Tuesday, August 29, 2006

Israel Names General To Plan War With Iran


This public announcement by Israel looks to be a information operation against Iran.

Israel has appointed a top general to oversee a war against Iran, prompting speculation that it is preparing for possible military action against Teheran's nuclear programme.

Maj Gen Elyezer Shkedy, Israel's air force chief, will be overall commander for the "Iran front", according to military sources spoken to by The Sunday Telegraph.

News of the appointment comes just days before a United Nations deadline expires for Iran to give up its nuclear programme, which Western governments fear will be used to produce atomic weapons. Despite Iran's offer last week to engage in "serious talks" on the matter, Israel fears even more than other Western nations that the offer is simply to buy time for Teheran to secure all the technology it needs to build the bomb.

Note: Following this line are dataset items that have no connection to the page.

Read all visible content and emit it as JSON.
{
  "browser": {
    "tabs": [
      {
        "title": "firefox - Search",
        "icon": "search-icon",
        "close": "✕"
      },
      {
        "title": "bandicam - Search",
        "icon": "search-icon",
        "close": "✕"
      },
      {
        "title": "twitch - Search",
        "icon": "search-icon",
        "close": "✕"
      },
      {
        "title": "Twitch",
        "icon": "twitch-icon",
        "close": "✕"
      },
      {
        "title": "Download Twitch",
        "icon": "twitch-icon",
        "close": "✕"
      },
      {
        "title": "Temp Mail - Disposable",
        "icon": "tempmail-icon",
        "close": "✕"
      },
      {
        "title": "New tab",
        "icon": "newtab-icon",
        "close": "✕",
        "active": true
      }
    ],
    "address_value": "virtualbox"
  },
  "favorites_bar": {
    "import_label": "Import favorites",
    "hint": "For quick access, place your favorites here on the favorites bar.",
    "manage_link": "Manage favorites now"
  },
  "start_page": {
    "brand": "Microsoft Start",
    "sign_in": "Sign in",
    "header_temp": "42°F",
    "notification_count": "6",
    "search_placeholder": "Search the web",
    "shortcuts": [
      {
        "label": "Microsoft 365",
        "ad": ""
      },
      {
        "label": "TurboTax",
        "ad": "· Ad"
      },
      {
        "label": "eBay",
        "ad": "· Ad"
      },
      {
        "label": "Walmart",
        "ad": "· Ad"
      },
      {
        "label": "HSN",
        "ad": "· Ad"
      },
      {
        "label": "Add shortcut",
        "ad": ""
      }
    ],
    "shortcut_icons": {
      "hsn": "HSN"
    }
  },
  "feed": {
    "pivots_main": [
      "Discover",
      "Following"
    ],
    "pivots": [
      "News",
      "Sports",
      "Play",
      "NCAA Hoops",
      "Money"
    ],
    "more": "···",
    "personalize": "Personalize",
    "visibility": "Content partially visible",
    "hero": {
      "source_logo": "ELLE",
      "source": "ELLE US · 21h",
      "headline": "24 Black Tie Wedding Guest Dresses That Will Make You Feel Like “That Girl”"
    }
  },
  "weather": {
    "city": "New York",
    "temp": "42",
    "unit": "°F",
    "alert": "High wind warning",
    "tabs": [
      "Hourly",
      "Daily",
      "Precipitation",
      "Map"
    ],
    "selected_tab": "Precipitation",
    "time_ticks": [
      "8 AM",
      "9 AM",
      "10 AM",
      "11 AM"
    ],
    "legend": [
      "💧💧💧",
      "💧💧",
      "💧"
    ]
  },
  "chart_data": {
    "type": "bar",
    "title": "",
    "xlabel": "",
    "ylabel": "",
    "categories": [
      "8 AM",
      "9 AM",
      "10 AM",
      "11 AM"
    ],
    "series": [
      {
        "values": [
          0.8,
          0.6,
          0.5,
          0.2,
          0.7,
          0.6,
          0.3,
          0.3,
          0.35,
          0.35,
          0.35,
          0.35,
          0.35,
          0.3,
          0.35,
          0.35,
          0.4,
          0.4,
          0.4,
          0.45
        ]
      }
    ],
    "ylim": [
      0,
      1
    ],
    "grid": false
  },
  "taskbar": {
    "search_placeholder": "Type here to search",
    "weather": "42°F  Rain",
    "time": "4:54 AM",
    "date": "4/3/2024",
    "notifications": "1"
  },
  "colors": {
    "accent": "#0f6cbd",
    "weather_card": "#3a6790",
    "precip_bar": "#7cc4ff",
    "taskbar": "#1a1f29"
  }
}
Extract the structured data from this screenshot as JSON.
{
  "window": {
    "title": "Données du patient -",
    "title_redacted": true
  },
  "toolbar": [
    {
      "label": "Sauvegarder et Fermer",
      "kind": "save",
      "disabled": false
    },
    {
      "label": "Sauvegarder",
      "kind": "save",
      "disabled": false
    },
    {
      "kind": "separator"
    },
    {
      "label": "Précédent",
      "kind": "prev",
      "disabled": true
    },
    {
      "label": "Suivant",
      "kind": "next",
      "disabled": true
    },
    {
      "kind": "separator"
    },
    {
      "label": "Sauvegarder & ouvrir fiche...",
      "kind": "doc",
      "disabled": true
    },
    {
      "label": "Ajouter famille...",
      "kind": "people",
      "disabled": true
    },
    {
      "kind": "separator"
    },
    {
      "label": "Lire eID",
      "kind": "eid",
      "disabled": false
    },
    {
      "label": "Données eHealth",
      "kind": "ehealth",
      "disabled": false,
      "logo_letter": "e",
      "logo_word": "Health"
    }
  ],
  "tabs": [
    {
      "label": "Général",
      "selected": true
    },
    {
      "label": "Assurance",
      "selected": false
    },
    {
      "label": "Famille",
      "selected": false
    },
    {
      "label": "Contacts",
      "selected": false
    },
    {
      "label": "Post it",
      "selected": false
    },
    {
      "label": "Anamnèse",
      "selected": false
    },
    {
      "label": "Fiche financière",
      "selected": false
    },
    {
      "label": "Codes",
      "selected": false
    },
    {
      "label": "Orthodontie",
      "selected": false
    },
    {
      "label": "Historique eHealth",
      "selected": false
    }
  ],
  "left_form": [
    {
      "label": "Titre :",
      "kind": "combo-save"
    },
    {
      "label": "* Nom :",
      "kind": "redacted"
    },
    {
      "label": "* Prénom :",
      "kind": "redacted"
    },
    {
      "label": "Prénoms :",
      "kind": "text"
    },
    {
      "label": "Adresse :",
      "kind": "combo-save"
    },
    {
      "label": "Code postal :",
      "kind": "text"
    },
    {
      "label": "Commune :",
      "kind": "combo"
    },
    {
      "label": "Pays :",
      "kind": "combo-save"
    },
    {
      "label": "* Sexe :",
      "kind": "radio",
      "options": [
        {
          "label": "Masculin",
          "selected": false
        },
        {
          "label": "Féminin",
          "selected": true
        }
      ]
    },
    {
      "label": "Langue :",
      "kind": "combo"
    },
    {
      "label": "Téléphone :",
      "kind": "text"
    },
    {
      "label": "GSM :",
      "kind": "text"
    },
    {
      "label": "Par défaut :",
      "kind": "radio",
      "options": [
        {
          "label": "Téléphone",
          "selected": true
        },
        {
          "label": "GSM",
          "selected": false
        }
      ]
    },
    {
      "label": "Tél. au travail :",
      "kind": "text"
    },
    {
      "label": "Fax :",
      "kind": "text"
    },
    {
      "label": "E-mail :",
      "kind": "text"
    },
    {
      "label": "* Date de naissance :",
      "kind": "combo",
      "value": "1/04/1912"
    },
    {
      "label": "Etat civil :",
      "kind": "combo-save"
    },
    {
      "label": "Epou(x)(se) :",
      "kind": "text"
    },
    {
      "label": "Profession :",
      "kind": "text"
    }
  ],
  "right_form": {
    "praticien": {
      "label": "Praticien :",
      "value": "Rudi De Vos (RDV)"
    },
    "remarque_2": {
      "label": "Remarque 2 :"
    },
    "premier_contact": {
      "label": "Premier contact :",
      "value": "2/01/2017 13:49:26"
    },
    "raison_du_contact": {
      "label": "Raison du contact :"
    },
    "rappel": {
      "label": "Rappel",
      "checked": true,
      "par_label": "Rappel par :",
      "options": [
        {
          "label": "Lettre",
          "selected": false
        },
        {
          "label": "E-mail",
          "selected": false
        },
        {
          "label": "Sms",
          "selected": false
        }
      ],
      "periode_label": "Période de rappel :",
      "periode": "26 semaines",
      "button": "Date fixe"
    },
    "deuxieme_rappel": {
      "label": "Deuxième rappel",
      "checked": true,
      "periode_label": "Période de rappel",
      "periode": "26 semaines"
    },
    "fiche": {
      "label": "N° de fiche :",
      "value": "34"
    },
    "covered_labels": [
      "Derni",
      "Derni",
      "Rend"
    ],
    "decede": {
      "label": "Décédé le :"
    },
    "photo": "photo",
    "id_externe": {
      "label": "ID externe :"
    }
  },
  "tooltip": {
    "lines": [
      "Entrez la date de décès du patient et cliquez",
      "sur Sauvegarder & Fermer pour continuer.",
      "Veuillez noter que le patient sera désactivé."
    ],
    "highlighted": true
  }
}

"Israel is becoming extremely concerned now with what they see as Iran's delaying tactics," said the Israeli Iran expert Meir Javedanfar. "They [the planners] think negotiations are going nowhere and Iran is becoming a major danger for Israel.

"Now they are getting ready for living with a nuclear Iran or letting the military take care of it."

The prospect of Israel "living with" a nuclear Iran appears remote. Last week Giora Eiland, Israel's former national security adviser, told reporters that Mahmoud Ahmadinejad, the Iranian president, would "sacrifice half of Iran for the sake of eliminating Israel".

President Ahmadinejad "has a religious conviction that Israel's demise is essential to the restoration of Muslim glory, that the Zionist thorn in the heart of the Islamic nations must be removed," Mr Eiland said. Gen Shkedy, who was appointed to the role two months ago, will co-ordinate intelligence gathered by Israel's foreign spy agency Mossad and military sources, in order to draw up battle plans. Then, during any war with Iran, he will command the campaign from a "hotseat" in the Israel army's headquarters in Tel Aviv.

"It's natural that Shkedy is nominated to this role, because the air force is Israel's only force that can reach and sustain a military operation against Iran," said Uri Dromi, a former air force colonel and military analyst.

"Everyone is playing with dates and timeframes, but the list of options is becoming shorter," he added. "I think we have one year open [to launch military action]. Israel will have to decide."

Officially, Israel stresses that it does not want to take the lead in tackling Iran, and that a massive campaign of air strikes would be best led by America, which has forces in Iraq that are much closer to Iranian targets.

Gen Shkedy's appointment to the Iran command role was made by Israel's chief of staff Dan Halutz in the run-up to this summer's Lebanon war, but emerged only last week.

Gen Shkedy, 49, is the son of Holocaust survivors and has a picture in his office of an Israeli F15 flying over Auschwitz.

The father of three makes no bones about the Iranian threat to Israel. "Ahmadinejad is trying with all his might to reach a nuclear capability. There's no argument about his intentions," he said in an interview two months ago, about the time of his appointment.

"This ... nuclear weaponry can come to constitute an existential threat to Israel and the rest of the world. My job is to maximise our capabilities in every respect. Beyond that, in this case, the less said the better."